Lad dem udslettes af de levendes Bog, og lad dem ikke opskrives med de retfærdige!
30 Ik zal Gods Naam prijzen met gezang, en Hem met dankzegging grootmaken.
Dog, jeg er elendig og har Smerte; Gud! lad din Frelse ophøje mig.
31 En het zal den HEERE aangenamer zijn dan een os, of een gehoornde var, die de klauwen verdeelt.
Jeg vil love Guds Navn med Sang, og jeg vil storlig ære ham med Taksigelse.
32 De zachtmoedigen, dit gezien hebbende, zullen zich verblijden; en gij, die God zoekt, ulieder hart zal leven.
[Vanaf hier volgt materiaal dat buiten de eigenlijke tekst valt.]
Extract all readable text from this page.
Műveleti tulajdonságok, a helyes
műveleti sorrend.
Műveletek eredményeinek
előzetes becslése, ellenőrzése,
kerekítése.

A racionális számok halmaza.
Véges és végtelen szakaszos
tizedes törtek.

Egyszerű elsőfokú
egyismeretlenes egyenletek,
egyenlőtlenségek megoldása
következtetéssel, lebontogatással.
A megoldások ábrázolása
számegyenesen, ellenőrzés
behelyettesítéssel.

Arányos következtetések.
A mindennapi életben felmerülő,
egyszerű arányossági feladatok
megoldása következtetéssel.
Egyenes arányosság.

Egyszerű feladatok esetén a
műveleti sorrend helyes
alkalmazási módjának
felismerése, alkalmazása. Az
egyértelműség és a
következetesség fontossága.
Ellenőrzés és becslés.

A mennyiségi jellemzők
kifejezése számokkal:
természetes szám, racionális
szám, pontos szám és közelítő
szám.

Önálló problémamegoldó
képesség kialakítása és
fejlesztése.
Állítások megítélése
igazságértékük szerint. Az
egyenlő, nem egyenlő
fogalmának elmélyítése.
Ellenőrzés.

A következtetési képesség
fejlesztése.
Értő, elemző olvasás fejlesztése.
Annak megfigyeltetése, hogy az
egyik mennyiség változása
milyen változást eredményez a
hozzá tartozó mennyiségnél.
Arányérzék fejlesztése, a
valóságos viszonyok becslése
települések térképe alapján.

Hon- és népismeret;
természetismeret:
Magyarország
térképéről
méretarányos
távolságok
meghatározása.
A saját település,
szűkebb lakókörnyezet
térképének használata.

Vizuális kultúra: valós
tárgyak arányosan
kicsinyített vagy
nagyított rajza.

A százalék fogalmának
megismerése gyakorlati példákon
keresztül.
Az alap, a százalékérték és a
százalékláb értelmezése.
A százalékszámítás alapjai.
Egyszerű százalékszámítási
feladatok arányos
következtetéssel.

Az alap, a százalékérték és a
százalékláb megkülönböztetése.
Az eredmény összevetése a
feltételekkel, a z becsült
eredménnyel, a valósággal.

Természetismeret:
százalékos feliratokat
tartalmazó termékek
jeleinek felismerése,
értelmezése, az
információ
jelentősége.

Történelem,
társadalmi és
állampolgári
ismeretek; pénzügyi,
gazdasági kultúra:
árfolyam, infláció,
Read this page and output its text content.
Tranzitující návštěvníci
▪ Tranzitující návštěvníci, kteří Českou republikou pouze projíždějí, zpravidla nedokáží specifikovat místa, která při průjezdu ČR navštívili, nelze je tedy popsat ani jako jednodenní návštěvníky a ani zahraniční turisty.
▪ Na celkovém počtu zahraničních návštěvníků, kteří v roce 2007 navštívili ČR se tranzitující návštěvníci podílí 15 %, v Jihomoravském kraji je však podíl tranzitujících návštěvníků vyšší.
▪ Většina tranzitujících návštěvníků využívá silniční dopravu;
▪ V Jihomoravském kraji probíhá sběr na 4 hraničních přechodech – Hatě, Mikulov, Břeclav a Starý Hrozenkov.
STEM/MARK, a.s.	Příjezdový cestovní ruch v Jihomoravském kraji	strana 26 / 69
Og det skal bedre behage Herren end en ung Okse med Horn og Klove.
33 Want de HEERE hoort de nooddruftigen, en Hij veracht Zijn gevangenen niet.
De sagtmodige have set det, de skulle glæde sig; I, som søge Gud — og eders Hjerte leve op!
34 Dat Hem prijzen de hemel en de aarde, de zeeen, en al wat daarin wriemelt.
Thi Herren hører de fattige og foragter ikke sin bundne.
35 Want God zal Sion verlossen, en de steden van Juda bouwen; en aldaar zullen zij wonen, en haar erfelijk bezitten;
Himmel og Jord skulle love ham, Havet og alt det, som vrimler derudi!
36 En het zaad Zijner knechten zal haar beerven; en de liefhebbers Zijns Naams zullen daarin wonen.
Thi Gud skal frelse Zion og bygge Judas Stæder, og man skal bo der og eje det. Og hans Tjeneres Sæd skal arve det, og de, som elskede hans Navn, skulle bo derudi.